Why a rate cut is now inevitable

The ECB generally maintain that they are there to control inflation, normally we interpret this as ensuring that prices don’t get out of hand, or shoot up too quickly and indeed that is generally what rate changes are for, rates are raised to control price inflation. However, when the inverse happens (deflation or rapidly falling inflation) they will cut rates to stimulate the economy.

Today the treasury briefings put the flash estimate of inflation as being 1.6% while estimates were that it would be 1.8% which means that we are witnessing less inflation than expected and at a pace much faster than expected, if the ECB want to maintain inflation at ‘near but just below’ 2% then they have to reverse this trend and fast so there is strong likelihood that we will see a rate cut this week in order to achieve this (or at least work towards it!).

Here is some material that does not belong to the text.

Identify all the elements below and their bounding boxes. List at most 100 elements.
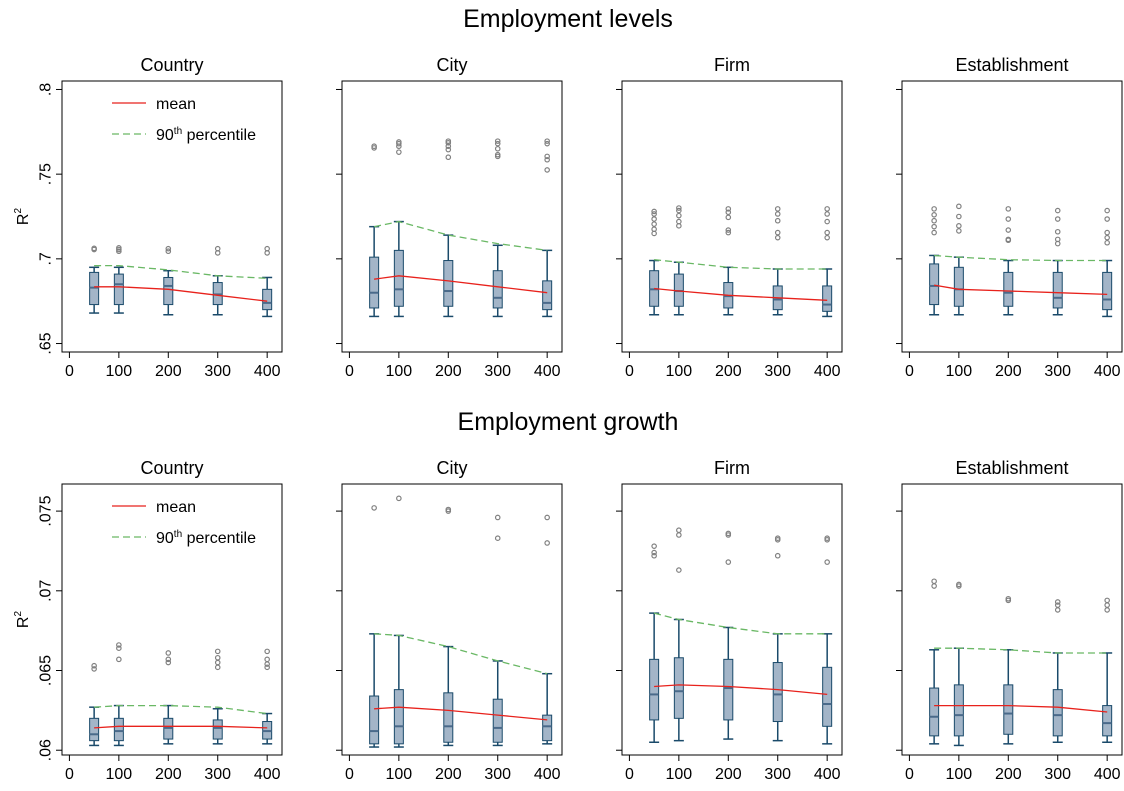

The Zero Interest Rate Policy (ZIRP) being pursued in the USA may come to our shores, the UK is already contemplating going to historic lows not seen since the Bank of Englands formation in 1694. The ECB also cannot allow the Euro to get to strong against other currencies lest it hurt our competitiveness. The strong rise against the British Pound hurt Ireland but most of Europe was not as affected, they are not as reliant on the UK for exports, however, it is the movements against the US dollar that count the most.

The expectation is for a rate cut of 0.5% or more this week. The surprise is that this time we are confident that not every bank will pass on the full rate cut, once the bailout money has been promised they need not appease social pressure as rapidly.